Ask any mother about the happiest moment of their life and they will most likely tell you ‘the birth of their child.' But for some women, the moments that follow childbirth are not happy at all.
For 20 years, women struggling with a variety of emotional issues after childbirth could reach out to the St. Louis nonprofit organization Mother To Mother for free. But at the end of the year, the organization is closing because of financial troubles.
Eleven months ago, Erin Shetler gave birth to her daughter, Amy; a happy baby with bright red hair and blue eyes. Now Shetler smiles as she lifts Amy out of her crib after the little girl’s nap. She kisses her forehead and tickles her belly. But Shetler felt very differently after Amy was born, a delivery she calls traumatic.
“I didn’t feel very good about the way that it went," Shetler said. "After about five or six weeks, I still didn’t feel good. I started not wanting to come to the door for visitors. I just felt like something was off.”
So, Shetler reached out to a counselor for help. During their first session, the counselor gave her a flier with Mother to Mother’s phone number.
The Baby Blues
What Shetler was experiencing is not uncommon.
"Eighty percent of women will experience the baby blues," said Shellie Fidell, a licensed professional social worker who practices psychotherapy. "And they are typically feelings like feeling overwhelmed, crying, feeling irritable, feeling sleep deprived. These are things that come and go and don't interfere with your ability to take care of your baby. That's one of the distinguishing features."
Fidell did not treat Shetler. But she treats many women like her.
She says of those 80 percent of women who will have the baby blues, for 10 percent, to as high as 20 percent, of them, those symptoms will worsen and develop into postpartum depression.
"I couldn't get off the bathroom floor."
Things did get worse for Erin Shetler.
"I couldn’t get off the bathroom floor," Shetler said. "I just sat there and cried. I had all my What to Expect When You're Expecting books. None of them told me what to do. Or, I felt like none of them would help me."
That’s when Shetler remembered the flier for Mother To Mother. She called the number.
"All of a sudden after feeling really, really alone, all of these women had just dropped everything to help me, with no questions asked, for no money," said Shetler. "And all of a sudden I started thinking I might be able to get through this; I’ve got some women who can help me."
"I get what you're saying"
Darcy Sharff founded Mother To Mother 20 years ago while working on her dissertation.
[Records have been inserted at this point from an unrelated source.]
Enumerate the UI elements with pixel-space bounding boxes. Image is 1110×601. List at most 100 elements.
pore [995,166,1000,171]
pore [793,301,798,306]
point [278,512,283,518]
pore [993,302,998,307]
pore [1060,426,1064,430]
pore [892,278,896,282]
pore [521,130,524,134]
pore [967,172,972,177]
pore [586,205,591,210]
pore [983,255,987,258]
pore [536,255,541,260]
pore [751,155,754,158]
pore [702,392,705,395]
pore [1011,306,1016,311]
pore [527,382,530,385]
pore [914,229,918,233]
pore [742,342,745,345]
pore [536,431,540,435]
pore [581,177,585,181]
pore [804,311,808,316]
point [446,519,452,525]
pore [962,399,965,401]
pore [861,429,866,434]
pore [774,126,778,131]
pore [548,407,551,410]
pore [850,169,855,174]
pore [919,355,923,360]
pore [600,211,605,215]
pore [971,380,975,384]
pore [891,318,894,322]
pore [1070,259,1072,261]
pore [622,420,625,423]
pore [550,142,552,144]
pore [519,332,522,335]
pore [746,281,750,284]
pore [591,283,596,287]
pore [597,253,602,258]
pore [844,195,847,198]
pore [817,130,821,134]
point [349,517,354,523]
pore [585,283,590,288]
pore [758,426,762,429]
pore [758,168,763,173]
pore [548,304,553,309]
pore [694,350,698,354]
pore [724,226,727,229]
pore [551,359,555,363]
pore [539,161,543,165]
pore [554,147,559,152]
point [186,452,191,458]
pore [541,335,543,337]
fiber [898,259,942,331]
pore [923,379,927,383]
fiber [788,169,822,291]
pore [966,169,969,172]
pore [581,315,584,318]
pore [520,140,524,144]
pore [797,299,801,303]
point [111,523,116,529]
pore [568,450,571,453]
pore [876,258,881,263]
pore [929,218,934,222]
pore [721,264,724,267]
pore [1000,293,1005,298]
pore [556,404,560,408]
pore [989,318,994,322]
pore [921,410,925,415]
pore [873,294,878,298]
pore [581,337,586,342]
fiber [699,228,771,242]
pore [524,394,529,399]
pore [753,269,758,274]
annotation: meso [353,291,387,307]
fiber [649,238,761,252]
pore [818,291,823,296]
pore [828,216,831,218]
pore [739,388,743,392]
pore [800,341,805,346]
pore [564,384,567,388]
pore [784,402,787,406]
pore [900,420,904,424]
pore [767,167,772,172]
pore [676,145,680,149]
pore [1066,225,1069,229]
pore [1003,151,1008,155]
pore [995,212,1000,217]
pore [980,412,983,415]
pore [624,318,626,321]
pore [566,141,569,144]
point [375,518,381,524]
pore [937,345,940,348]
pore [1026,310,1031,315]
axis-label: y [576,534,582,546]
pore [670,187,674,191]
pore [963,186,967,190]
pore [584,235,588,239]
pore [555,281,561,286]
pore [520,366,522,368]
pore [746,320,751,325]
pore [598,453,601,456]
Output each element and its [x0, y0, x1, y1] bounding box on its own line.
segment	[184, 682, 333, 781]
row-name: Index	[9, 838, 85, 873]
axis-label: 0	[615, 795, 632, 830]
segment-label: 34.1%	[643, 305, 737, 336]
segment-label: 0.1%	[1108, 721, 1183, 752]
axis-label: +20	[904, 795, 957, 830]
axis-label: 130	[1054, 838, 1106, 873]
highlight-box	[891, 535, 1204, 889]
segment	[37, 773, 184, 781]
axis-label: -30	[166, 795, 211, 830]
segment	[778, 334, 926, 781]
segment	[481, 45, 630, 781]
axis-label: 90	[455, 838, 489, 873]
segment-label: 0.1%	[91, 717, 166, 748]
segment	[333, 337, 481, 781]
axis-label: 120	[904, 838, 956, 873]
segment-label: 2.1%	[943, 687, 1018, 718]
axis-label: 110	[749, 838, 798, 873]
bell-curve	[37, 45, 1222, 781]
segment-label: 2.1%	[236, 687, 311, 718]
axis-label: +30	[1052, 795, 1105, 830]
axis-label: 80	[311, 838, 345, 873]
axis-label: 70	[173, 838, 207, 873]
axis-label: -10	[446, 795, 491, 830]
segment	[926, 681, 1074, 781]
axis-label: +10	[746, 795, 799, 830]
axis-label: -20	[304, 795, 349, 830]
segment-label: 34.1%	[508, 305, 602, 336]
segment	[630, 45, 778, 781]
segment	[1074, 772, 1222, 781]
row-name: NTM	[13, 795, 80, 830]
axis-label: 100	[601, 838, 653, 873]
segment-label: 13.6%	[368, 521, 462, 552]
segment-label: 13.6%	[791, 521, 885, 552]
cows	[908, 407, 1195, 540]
She was trying to identify resources for women suffering from symptoms of postpartum depression. She found that a lot of them just wanted to talk to other women who went through the same thing.
“We were women who had experienced postpartum depression," said Scharff, who is also vice dean of academic affairs at Saint Louis University. "So we could talk to the moms on the other line and say ‘Yeah, I mean, I get what you’re saying.’”
But despite its success in helping women adjust to motherhood, the program never really took off. Some hospitals would send fliers home with moms. But when money started running out Mother To Mother stopped printing them.
Before deciding to call it quits, Scharff tried to get area hospitals to absorb the program, but they all said no.
“We approached a couple of hospitals, with some enthusiasm, I might say, from the clinical people," said Scharff. "And then it went to administration and couldn’t get the support."
Hoping To Continue
Though Mother To Mother has stopped accepting new moms and will close completely on Dec. 31, mothers like Erin Shetler hope that someone will come forward to keep the program going.
“I guess it’s my hope that people start to recognize that with a little bit of investment we really could tackle this," said Shetler.
Women who think they might have postpartum depression should call their doctor to seek treatment, but women are losing a friend in Mother To Mother. That’s because the program was open to all women needing emotional guidance after giving birth, not just those who might be clinically depressed.
Shetler says she has remained friends with women she met at Mother To Mother support groups. She’s feeling better now and can focus on being a good mother to Amy. And a happy mommy equals a happy baby.